Les autorités forcent le déverrouillage d’un smartphone par reconnaissance faciale à l’aéroport, la justice les recadre

 
Lors d’un contrôle à l’aéroport de Cayenne en Guyane, un étudiant a vu son smartphone déverrouillé de force par reconnaissance faciale. Il a saisi la justice, qui a tranché en sa faveur.

Le 24 août, Antoine (ce n’est pas son vrai prénom) arrive à l’aéroport Félix Eboué de Cayenne, en Guyane. Il vient prendre un vol vers Paris. Selon les mesures prévues par le dispositif « 100 % contrôle », mis en place par le préfet de Guyane, il s’attend à être questionné et à ce que l’on fouille ses bagages.

Le processus concerne en théorie tous les passagers en partance vers la métropole, sans distinction. Il vise à repérer les mules, ces personnes qui transportent de la drogue dans l’Hexagone.

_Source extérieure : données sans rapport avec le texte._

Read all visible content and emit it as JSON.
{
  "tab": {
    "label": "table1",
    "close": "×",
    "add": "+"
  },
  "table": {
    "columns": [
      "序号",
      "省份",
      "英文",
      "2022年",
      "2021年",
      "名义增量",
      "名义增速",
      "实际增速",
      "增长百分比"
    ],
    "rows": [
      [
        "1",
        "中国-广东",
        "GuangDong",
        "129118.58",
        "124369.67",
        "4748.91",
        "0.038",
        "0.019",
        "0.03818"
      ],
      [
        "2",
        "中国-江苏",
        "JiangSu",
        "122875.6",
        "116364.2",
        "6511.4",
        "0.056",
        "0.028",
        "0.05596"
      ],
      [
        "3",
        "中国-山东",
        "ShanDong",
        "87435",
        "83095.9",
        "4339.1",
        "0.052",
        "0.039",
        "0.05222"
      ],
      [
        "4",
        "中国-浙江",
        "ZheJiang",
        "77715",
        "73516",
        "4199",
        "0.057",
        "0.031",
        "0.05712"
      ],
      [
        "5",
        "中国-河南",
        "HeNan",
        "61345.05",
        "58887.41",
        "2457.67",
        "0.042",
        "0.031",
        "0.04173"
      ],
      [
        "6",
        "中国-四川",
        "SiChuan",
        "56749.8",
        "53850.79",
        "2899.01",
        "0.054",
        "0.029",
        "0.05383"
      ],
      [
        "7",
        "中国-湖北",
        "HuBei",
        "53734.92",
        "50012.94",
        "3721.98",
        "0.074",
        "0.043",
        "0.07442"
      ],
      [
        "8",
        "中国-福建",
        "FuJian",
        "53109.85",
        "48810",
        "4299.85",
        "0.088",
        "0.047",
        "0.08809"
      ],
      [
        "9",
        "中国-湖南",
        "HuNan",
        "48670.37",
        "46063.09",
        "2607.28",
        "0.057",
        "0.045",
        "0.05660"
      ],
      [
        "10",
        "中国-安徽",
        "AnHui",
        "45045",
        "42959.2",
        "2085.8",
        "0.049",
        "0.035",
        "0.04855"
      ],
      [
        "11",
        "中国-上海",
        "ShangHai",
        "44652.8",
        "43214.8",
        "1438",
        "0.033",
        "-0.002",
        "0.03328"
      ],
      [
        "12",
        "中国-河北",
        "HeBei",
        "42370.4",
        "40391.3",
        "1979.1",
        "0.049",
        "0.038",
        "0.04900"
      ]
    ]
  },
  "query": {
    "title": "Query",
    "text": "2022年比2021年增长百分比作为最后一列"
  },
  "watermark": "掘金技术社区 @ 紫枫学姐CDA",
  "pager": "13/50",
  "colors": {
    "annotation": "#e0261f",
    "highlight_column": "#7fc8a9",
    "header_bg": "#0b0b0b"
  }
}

En place à Cayenne depuis octobre 2022, il a donné lieu à environ 9 000 arrêtés d’interdiction d’embarquer en 2023, puis quelque 4 500 en 2024, selon le sous-préfet Jérôme Millet. Sur toute cette période, à peine 36 recours ont été déposés devant la justice, et la plupart ont été rejetés.

Sauf qu’au lieu d’une formalité, le contrôle se transforme ici en cauchemar. Antoine est frappé d’une interdiction d’embarquer de 5 jours sur la base des résultats d’un test urinaire, auquel il a dû se soumettre.

Mais ce n’est pas terminé. Les forces de police aux frontières saisissent également le smartphone du jeune homme. Ce dernier raconte que des agents l’ont alors immobilisé physiquement afin que son visage puisse servir à déverrouiller l’appareil par reconnaissance faciale. Sans son consentement donc.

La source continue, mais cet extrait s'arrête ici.